I was 6 years old and my family (it was just me, my Mum, & my Dad) had recently moved to a new house. I remember finding the new house pretty scary. I have a vague memory of a stomach ache/pain. My folks took me to the hospital and nothing physically wrong was found. That’s the earliest seemingly unexplained physical symptom I remember experiencing, that was likely Mindbody dis-ease.

My earliest unexplained Mindbody ‘thing’

Pushing for perfectionism & teenage ‘M.E.’

In that first year of secondary school (age 11) my Mum had recently stopped working for her own health reasons, I’d just been moved up to the top squad at my swimming club (training 10+ hours a week), and I was working hard academically trying to be top of the class in everything. I caught a virus, followed by another, then another – and just couldn’t seem to shake them off. Swimming training was not possible, though I tried. I was getting close to the national qualification time and all of my actual friends were at the swimming club, so the set-back was gutting for me. My body just didn’t seem able to fight off the viruses. After about 6 months of struggling on, a paediatrician told me that the post-viral fatigue was now called ‘M.E.’ and that I just needed to rest until I felt better. That was all the support and help there was. Over a couple of years it subsided, but little did I know that was the start of being stuck in boom & bust cycles…
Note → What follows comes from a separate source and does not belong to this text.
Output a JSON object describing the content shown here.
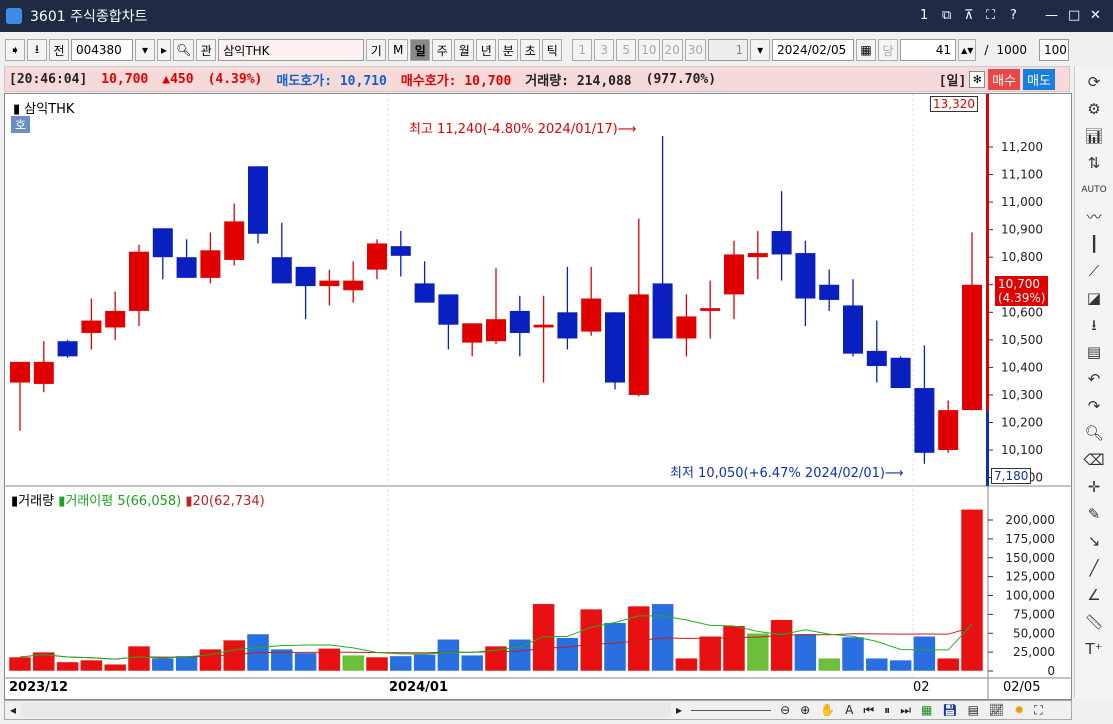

Secondary school was a tough time for me. I was ‘highly sensitive’, anxious, regularly tearful – generally on edge about achieving highly in every sense. Which I did. After each next biggest thing, whether that be exams/ a dance audition /whatever else, I was always left flattened and exhausted after pushing myself to the limit. It was the same pattern repeating over and over again. This continued to sixth form college when I did my A-levels, as well as to University. Unfortunately, a new coping mechanism came into play…

The boom & bust train 

Body image, tummy & eating problems

Aged around 17 I began to restrict my eating, which later led to binge eating cycles. Food was a comfort to soothe my uncomfortable emotions, especially in my first year of studying at Exeter University. I was really ashamed and ate in secret a lot of the time, until I confided in a close friend who encouraged me to speak to one of the University’s counsellors. That helped a little but didn’t resolve the pattern. It was also around that time that acne sprung – which has came & went during stressful times in the years that followed. In my mid 20s I experienced a lot of bloating and suffered with tummy pain for IBS. At the time I blamed the 6 months of anti-biotics I had taken to address the acne for messes up my natural gut balance (yes, this may well have had a little part to play). I saw a specialist Dietician and did the low FODMAP plan. That helped manage the symptoms a bit. At another time I had some emotional eating support from a different Dietician, which was a new approach of looking at my beliefs around food and helped me get to a place of eating more intuitively. Overall it has actually been regulating my nervous system that means IBS/bloating is no longer a regular occurrence for me!

I’d got the academic degrees (yes two!), I’d got the grown-up job, I’d moved out of the family home, was renting somewhere to live - I’d ticked all of the boxes of all of the things I was supposed to have achieved. So why did I felt on edge and uneasy? I was constantly in search of the next achievement to have a sense of self-worth. Always searching for more & better, pushing all of the time. I was often tense and anxiety was the main challenge when I started in the workplace after my MSc, aged ~23. My flippant reactions to things were disproportionate and I knew deep down that something was ‘off’. I self-referred to a local service for help with anxiety (which in was very embarrassed about at the time). I joined a group course for CBT. 3 cycles of that therapy later, with a mix of group/individual/focus on low mood or anxiety… I was a bit better but still in those boom & bust patterns. A noteworthy bout of depression came next, for which I saw a private therapist and had talking therapy for a whole year. Each of these helped at the time, but none went into the body to connect to the nervous system and the root cause of all of my dis-ease.